Les faux-fuyants du président de la France

Emmanuel Macron s’exprime sur la crise entre Paris et Rabat


Les origines des relations instables entre la France et le Maroc trouvent leurs racines dans le legs post-colonial. La France coloniale avait décidé d’amputer le Maroc de son Sahara oriental, et l’annexer à son ancien département d’outre-mer, l’Algérie.

Ça frôle l’hystérie ! Ces derniers temps, on ne parle que de la France et de son président, Emmanuel Macron. Cette foisci, c’est ce dernier qui fait parler de lui. Lors de la conférence de presse qui a suivi son discours consacré aux relations entre la France et l’Afrique, le 27 février 2023 au palais de l’Élysée, M. Macron a reconnu l’existence de problèmes entre le Maroc et la France, à cause notamment de l’affaire Pegasus, qualifiée par lui de «sujet d’écoutes qui ont été révélées par la presse» et du vote hostile au royaume au Parlement européen, le 19 janvier 2023. Et au lieu de renier le froid qui caractérise les relations entre les deux pays, il a évoqué plutôt ses relations personnelles avec le Roi Mohammed VI qui, selon lui, sont «amicales» et «le demeureront».

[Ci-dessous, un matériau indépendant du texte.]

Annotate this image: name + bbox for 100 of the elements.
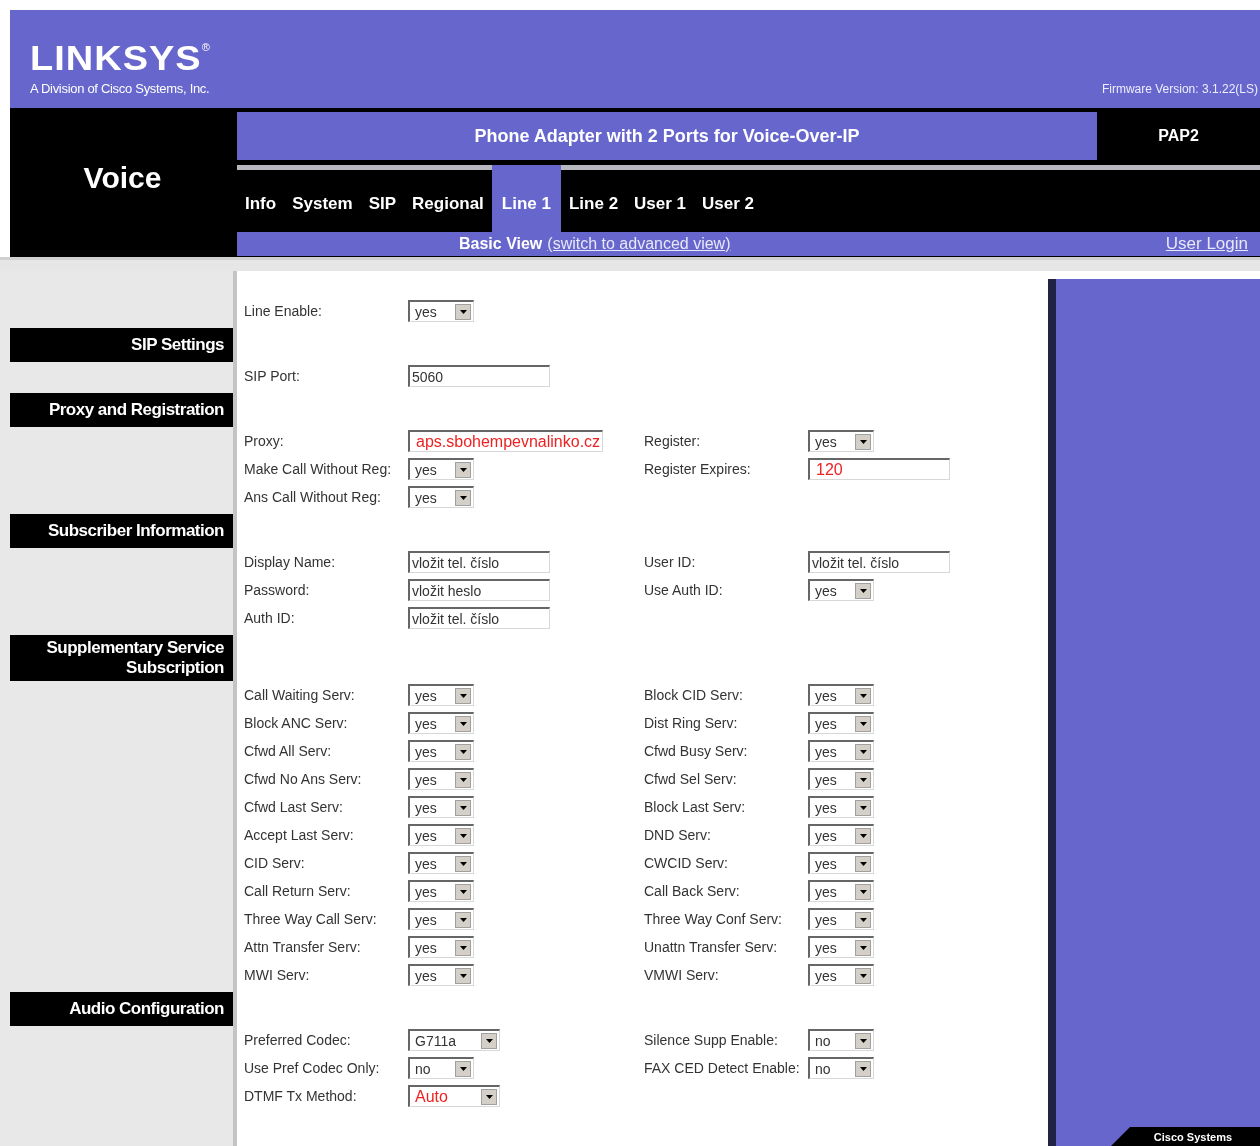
field-label: Call Return Serv: [244, 883, 352, 899]
field-label: Cfwd Sel Serv: [644, 771, 738, 787]
field-label: Unattn Transfer Serv: [644, 939, 779, 955]
field-label: Auth ID: [244, 610, 296, 626]
field-label: Password: [244, 582, 311, 598]
section-header: Audio Configuration [10, 992, 233, 1026]
brand-logo: LINKSYS [30, 42, 202, 73]
dropdown[interactable]: yes [408, 684, 474, 706]
field-label: Preferred Codec: [244, 1032, 352, 1048]
dropdown[interactable]: yes [408, 824, 474, 846]
field-label: Cfwd No Ans Serv: [244, 771, 363, 787]
field-label: Line Enable: [244, 303, 323, 319]
dropdown[interactable]: yes [808, 824, 874, 846]
field-label: CID Serv: [244, 855, 306, 871]
text-field[interactable]: vložit tel. číslo [408, 551, 550, 573]
footer-badge: Cisco Systems [1110, 1127, 1260, 1146]
field-label: Silence Supp Enable: [644, 1032, 779, 1048]
registered-mark: ® [201, 40, 210, 53]
field-label: Cfwd Busy Serv: [644, 743, 749, 759]
nav-tab[interactable]: User 2 [694, 170, 763, 232]
nav-tab[interactable]: User 1 [626, 170, 695, 232]
dropdown[interactable]: Auto [408, 1085, 500, 1107]
dropdown[interactable]: yes [408, 796, 474, 818]
field-label: Call Waiting Serv: [244, 687, 356, 703]
text-field[interactable]: vložit tel. číslo [808, 551, 950, 573]
field-label: Call Back Serv: [644, 883, 741, 899]
text-field[interactable]: 5060 [408, 365, 550, 387]
field-label: Register: [644, 433, 702, 449]
dropdown[interactable]: yes [408, 908, 474, 930]
field-label: Cfwd Last Serv: [244, 799, 344, 815]
field-label: VMWI Serv: [644, 967, 720, 983]
product-title: Phone Adapter with 2 Ports for Voice-Over-IP [474, 124, 860, 148]
dropdown[interactable]: yes [408, 300, 474, 322]
dropdown[interactable]: yes [808, 430, 874, 452]
field-label: Cfwd All Serv: [244, 743, 333, 759]
dropdown[interactable]: yes [808, 908, 874, 930]
dropdown[interactable]: yes [408, 486, 474, 508]
dropdown[interactable]: yes [808, 880, 874, 902]
field-label: User ID: [644, 554, 697, 570]
dropdown[interactable]: G711a [408, 1029, 500, 1051]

Il semble que son message n’a pas été toléré par Rabat. Comment allons-nous le savoir ? Par le truchement du magazine Jeune Afrique, basé et édité à Paris. Admirez la contradiction ou plutôt la bêtise. Nos responsables du ministère des Affaires étrangères, qui veulent mettre fin au complexe français, s’adressent à la presse française pour le briser. Ce ministère mérite bien son nom. Le département des Affaires étrangères ne s’adresse qu’aux journalistes étrangers pour évoquer des sujets internes et leur donner des ‘’scoops’’. Pour transmettre un message à l’Hexagone, le favori est toujours Jeune Afrique.

Depuis longtemps. Et quand un journaliste marocain sollicite un de ses responsables, on rétorque, au meilleur des cas: «Attendez le communiqué officiel». Vous leur demandez une entrevue avec le ministre Bourita, on vous répond qu’il n’accorde pas d’interviews. Le jour même, le ministre trouve le temps de s’entretenir avec un journal espagnol ou français. Bref, il faut arrêter d’y penser, c’est plus fort qu’eux. Passons.

Revenons à la « source officielle » au sein du gouvernement marocain qui s’est ‘’confiée’’ à Jeune Afrique. Elle a affirmé qu’au contraire, «les relations (entre la France et le Maroc) ne sont ni amicales ni bonnes, pas plus entre les deux gouvernements qu’entre le Palais royal et l’Élysée». Selon elle, les deux sujets évoqués par le président français comme sources de tensions «ne sont que l’illustration de cette situation. D’autres points de tension ont été volontairement occultés, notamment la restriction arbitraire des visas, la campagne médiatique et le harcèlement judiciaire».

La même source gouvernementale ajoute que «l’implication des médias et de certains milieux français dans la genèse et la promotion de l’affaire Pegasus ne pouvait pas se faire sans une implication des autorités françaises. Tout comme le vote du Parlement européen ne pouvait pas passer sans la mobilisation active du groupe Renew dominé par la majorité présidentielle française et présidé par Stéphane Séjourné dont les liens avec l’Élysée sont de notoriété publique».

La réponse de la ‘’source gouvernementale’’ a été d’ores et déjà mieux développée sur nos colonnes. Rien de nouveau. Sauf qu’elle confirme, officiellement, la crise diplomatique entre Paris et Rabat. Elle réaffirme l’implication de la France dans les attaques que subit, depuis quelques temps, le Maroc. A commencer par l’affaire des restrictions d’octroi des visas Schengen, l’affaire des mineurs marocains non accompagnés en France, jusqu’aux affaires “MarocGate’’ et Pegasus, débattues au sein du Parlement européen.

Mais les origines des relations instables entre la France et le Maroc trouvent leurs racines dans le legs post-colonial. Elles remontent au jour où la France coloniale, chassée du Royaume par nos vaillants ancêtres aspirant à la liberté et l’indépendance, décide d’amputer le Maroc d’une grande partie de son territoire, son Sahara oriental, et l’annexer à son ancien département d’outre-mer, l’Algérie, en traçant de nouvelles frontières.

Et si la junte militaire algérienne fait tout pour empêcher le Maroc de recueillir une reconnaissance internationale de son Sahara occidental, c’est pour faire traîner la vraie revendication marocaine: le Sahara oriental (Béchar, Tindouf…). Là où jusqu’à un passé récent, ses habitants accomplissaient leurs prières au nom des Sultans du Maroc et suspendaient leurs photos sur les murs de leurs maisons. Ce même Sahara oriental qui a divisé les deux voisins du Maghreb à la grande joie de la France de Macron.